Le gestionnaire de fortune Julius Bär a annoncé vendredi le départ de la directrice financière Evangelia Kostakis, qui quittera ses fonctions à priori au second semestre pour "occuper une nouvelle fonction de direction à l'international", sans plus de précision.

Un processus de succession est en cours et Mme Kostakis restera au sein du groupe jusqu'à la fin de l'année afin d'assurer la transition, a précisé la banque dans un communiqué.

Evangelia Kostakis, une double nationale grecque et américaine, aura passé 13 ans auprès de Julius Bär où elle a occupé la fonction de directrice financière depuis 2022.
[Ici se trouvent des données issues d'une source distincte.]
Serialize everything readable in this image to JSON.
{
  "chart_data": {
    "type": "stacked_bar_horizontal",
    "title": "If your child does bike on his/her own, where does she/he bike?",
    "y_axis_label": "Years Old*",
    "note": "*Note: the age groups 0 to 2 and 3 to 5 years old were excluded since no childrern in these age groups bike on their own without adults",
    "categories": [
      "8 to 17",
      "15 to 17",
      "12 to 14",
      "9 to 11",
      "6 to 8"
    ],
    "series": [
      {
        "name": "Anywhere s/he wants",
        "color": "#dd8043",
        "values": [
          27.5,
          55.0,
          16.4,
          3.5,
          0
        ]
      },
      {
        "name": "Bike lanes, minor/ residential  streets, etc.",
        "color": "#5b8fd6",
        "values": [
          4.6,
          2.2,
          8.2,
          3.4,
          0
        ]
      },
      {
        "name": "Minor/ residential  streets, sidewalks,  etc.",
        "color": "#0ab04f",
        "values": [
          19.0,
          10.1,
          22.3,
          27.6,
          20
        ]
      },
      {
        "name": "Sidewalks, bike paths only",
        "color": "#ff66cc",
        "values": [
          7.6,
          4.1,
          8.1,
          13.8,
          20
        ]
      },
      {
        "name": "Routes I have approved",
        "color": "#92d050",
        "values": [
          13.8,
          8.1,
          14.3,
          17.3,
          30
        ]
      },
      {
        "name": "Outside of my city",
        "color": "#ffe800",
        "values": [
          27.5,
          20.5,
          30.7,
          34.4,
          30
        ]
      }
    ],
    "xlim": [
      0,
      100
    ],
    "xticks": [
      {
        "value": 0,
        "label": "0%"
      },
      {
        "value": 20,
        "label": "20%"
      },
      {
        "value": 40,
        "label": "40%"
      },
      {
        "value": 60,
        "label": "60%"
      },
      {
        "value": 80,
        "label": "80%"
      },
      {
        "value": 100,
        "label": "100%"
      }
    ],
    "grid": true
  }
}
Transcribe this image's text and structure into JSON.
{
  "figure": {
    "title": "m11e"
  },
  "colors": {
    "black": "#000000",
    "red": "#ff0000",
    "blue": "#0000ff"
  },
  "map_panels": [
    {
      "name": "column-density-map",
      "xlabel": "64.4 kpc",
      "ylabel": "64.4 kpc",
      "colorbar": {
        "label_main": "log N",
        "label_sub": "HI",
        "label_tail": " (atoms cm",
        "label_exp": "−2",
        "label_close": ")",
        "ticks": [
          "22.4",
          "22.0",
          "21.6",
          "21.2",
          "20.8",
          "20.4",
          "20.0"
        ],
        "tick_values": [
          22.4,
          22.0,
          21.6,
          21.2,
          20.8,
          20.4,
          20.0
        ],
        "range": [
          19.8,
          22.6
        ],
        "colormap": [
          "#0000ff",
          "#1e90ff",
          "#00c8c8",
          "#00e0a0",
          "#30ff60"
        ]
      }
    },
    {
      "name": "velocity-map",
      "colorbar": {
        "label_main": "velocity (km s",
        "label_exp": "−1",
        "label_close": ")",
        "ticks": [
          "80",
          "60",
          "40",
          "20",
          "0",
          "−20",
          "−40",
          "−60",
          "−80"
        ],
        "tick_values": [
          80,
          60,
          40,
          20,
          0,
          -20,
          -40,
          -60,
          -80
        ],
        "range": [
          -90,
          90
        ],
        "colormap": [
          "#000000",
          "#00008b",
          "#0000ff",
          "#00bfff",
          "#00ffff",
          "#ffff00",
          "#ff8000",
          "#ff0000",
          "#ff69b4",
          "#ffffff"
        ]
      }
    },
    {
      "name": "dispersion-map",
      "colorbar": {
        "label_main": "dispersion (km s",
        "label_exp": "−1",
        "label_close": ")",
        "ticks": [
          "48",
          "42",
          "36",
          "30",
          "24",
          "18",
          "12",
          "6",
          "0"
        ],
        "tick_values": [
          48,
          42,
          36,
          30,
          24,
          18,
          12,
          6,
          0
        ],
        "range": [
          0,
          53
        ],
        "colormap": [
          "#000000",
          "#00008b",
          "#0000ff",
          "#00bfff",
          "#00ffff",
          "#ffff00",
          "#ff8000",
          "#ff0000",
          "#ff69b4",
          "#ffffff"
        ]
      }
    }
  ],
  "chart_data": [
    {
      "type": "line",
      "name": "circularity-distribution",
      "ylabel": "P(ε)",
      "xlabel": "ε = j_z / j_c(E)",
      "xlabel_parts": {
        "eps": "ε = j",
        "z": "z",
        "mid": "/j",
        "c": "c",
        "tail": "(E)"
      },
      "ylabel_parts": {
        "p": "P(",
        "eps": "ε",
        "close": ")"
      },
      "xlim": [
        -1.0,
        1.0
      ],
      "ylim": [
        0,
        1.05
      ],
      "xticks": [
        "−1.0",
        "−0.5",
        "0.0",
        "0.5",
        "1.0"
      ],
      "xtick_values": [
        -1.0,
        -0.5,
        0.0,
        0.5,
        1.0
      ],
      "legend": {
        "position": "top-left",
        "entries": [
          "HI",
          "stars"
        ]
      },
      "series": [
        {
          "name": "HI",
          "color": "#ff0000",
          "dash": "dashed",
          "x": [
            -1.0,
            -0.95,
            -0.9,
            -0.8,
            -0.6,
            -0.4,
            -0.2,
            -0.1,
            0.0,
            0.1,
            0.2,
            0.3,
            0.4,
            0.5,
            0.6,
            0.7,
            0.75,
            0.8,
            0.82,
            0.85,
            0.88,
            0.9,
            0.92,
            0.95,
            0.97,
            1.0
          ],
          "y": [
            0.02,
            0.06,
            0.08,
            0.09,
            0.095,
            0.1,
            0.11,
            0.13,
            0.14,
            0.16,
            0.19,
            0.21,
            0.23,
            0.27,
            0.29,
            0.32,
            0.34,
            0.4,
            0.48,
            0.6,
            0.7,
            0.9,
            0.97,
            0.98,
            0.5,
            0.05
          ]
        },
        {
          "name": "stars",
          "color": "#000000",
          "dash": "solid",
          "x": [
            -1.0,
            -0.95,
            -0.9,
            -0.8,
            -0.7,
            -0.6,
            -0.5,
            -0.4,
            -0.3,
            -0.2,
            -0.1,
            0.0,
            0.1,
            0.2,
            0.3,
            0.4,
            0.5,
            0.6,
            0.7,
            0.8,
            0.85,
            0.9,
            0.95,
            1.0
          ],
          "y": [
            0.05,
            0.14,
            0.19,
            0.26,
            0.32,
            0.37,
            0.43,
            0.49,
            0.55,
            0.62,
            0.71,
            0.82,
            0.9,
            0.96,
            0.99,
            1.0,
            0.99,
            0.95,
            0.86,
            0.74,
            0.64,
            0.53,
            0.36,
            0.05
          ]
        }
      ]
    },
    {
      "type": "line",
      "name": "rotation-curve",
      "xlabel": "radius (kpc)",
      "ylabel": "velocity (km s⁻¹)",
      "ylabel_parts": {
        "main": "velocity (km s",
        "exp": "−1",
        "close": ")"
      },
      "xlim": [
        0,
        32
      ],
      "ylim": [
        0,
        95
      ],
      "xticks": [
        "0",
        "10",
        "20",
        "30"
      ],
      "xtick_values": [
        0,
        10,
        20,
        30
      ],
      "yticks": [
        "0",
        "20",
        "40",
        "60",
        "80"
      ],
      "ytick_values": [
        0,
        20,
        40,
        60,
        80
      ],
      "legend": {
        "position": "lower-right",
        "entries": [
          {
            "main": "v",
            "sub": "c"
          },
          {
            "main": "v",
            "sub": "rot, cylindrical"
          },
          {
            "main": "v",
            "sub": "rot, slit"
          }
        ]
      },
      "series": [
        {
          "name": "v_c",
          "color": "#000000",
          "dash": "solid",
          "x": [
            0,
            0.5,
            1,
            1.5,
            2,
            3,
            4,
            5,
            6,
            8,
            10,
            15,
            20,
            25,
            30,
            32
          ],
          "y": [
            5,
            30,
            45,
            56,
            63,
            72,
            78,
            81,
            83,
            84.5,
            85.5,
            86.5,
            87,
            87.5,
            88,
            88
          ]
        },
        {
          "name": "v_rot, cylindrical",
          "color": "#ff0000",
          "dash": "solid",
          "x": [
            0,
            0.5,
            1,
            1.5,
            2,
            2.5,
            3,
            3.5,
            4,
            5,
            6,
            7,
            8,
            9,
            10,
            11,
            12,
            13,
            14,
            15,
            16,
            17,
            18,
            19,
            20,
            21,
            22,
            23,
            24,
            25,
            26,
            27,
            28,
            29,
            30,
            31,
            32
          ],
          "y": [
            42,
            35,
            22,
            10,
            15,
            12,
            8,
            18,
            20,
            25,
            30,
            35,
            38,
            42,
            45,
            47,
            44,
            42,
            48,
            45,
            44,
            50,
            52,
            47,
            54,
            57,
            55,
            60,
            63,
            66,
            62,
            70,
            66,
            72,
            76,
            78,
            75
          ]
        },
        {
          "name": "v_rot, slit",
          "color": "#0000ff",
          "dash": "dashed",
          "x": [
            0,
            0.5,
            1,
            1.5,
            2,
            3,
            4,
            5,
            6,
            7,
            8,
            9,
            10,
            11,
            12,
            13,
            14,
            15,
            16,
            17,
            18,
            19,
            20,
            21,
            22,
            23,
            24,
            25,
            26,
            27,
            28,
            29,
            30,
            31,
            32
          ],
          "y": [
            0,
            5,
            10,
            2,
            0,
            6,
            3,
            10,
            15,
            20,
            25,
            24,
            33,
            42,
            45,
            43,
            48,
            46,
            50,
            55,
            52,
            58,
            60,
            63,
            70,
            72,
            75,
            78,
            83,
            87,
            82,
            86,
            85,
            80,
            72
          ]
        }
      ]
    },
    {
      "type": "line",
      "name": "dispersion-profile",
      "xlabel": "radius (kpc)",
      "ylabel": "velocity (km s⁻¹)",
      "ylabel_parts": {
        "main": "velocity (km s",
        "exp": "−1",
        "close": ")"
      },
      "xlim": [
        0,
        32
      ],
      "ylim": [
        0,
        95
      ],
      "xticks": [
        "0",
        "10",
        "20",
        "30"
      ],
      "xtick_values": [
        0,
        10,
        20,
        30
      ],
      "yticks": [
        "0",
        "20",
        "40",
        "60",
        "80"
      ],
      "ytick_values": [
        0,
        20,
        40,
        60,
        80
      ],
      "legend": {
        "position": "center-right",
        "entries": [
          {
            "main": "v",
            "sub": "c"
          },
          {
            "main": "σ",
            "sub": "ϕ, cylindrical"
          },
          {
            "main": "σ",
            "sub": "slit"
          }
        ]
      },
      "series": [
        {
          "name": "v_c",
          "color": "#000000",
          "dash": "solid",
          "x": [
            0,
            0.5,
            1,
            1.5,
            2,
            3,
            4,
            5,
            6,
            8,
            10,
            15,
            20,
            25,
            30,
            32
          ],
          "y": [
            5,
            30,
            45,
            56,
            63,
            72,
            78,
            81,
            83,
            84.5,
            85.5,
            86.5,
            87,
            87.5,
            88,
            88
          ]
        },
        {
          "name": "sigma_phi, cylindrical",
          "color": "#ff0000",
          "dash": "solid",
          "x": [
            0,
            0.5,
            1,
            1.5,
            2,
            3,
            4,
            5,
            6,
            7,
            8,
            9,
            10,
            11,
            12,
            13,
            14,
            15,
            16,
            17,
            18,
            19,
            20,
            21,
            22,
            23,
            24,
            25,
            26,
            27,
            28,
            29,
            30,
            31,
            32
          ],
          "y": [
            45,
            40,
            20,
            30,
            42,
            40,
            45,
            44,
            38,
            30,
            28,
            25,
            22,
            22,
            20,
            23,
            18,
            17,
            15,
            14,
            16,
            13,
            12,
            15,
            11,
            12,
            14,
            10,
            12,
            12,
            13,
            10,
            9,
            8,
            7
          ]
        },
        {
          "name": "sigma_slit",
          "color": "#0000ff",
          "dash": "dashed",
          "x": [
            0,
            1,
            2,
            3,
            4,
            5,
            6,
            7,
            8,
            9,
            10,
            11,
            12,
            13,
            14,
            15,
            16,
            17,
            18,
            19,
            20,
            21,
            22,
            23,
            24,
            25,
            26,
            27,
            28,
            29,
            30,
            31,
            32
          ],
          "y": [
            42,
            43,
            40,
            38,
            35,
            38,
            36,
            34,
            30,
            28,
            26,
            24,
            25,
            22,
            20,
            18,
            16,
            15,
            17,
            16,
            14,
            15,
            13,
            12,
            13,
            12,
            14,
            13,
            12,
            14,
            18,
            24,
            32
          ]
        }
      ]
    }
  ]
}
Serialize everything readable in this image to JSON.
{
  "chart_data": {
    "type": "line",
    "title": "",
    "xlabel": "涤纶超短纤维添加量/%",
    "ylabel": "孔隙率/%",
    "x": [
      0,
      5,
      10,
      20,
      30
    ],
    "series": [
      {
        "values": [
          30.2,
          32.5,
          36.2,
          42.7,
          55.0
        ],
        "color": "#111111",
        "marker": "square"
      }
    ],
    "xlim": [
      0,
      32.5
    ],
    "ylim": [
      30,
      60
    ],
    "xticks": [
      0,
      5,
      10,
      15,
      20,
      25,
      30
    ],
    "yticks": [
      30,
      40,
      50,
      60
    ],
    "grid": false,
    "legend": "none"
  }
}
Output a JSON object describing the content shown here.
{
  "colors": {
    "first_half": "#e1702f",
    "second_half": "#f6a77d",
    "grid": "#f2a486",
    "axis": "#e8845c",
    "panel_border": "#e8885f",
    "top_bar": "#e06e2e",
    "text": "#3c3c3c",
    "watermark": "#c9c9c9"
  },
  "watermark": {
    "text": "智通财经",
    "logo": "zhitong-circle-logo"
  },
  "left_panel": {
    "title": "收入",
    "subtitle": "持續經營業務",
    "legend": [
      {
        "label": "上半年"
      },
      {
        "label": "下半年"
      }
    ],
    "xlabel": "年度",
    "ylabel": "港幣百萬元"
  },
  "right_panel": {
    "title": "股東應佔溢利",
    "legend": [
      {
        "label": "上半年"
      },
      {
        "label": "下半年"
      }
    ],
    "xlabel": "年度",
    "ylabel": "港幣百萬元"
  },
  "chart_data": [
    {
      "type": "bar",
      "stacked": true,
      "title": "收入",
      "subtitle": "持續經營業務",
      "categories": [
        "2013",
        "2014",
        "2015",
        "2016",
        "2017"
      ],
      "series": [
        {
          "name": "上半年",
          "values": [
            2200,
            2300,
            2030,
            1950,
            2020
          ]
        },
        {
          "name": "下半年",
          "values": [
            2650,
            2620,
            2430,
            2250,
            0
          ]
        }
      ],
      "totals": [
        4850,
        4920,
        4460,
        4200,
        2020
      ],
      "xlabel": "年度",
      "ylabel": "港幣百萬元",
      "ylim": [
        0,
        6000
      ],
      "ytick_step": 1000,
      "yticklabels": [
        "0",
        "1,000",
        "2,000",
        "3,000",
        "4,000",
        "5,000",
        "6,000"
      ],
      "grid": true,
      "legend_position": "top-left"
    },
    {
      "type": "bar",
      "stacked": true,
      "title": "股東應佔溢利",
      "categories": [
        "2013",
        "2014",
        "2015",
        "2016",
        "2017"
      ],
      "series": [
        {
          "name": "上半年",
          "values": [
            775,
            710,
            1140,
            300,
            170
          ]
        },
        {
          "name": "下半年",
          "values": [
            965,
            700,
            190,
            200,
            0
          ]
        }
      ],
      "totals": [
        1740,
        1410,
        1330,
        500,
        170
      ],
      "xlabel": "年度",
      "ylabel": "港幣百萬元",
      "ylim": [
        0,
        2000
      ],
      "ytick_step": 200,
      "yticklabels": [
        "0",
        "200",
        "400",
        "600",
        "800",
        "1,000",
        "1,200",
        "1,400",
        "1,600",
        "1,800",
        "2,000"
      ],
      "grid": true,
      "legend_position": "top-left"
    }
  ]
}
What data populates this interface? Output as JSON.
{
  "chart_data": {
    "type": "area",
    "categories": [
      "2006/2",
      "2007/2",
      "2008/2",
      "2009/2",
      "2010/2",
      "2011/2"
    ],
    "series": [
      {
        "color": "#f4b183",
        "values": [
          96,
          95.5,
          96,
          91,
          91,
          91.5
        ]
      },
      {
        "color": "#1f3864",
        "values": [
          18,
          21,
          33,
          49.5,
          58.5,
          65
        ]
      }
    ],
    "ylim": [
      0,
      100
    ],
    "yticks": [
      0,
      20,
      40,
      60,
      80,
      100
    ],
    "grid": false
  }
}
"Elle a largement contribué à optimiser notre présence sur le plan stratégique, à améliorer notre efficacité opérationnelle et à renforcer notre base d'investisseurs", l'a félicité le directeur général Stefan Bollinger, cité dans le document.

En pleine restructuration de ses activités depuis la déconfiture subie dans l'affaire Signa, le groupe bancaire zurichois a réorganisé sa direction. M. Bollinger a ainsi pris ses fonctions début janvier 2025 et Noel Quinn, ancien directeur général de la banque britannique HSBC, a accédé en avril 2025 à la présidence.

En janvier dernier, Jean Nabaa a pris le poste de directeur des opérations.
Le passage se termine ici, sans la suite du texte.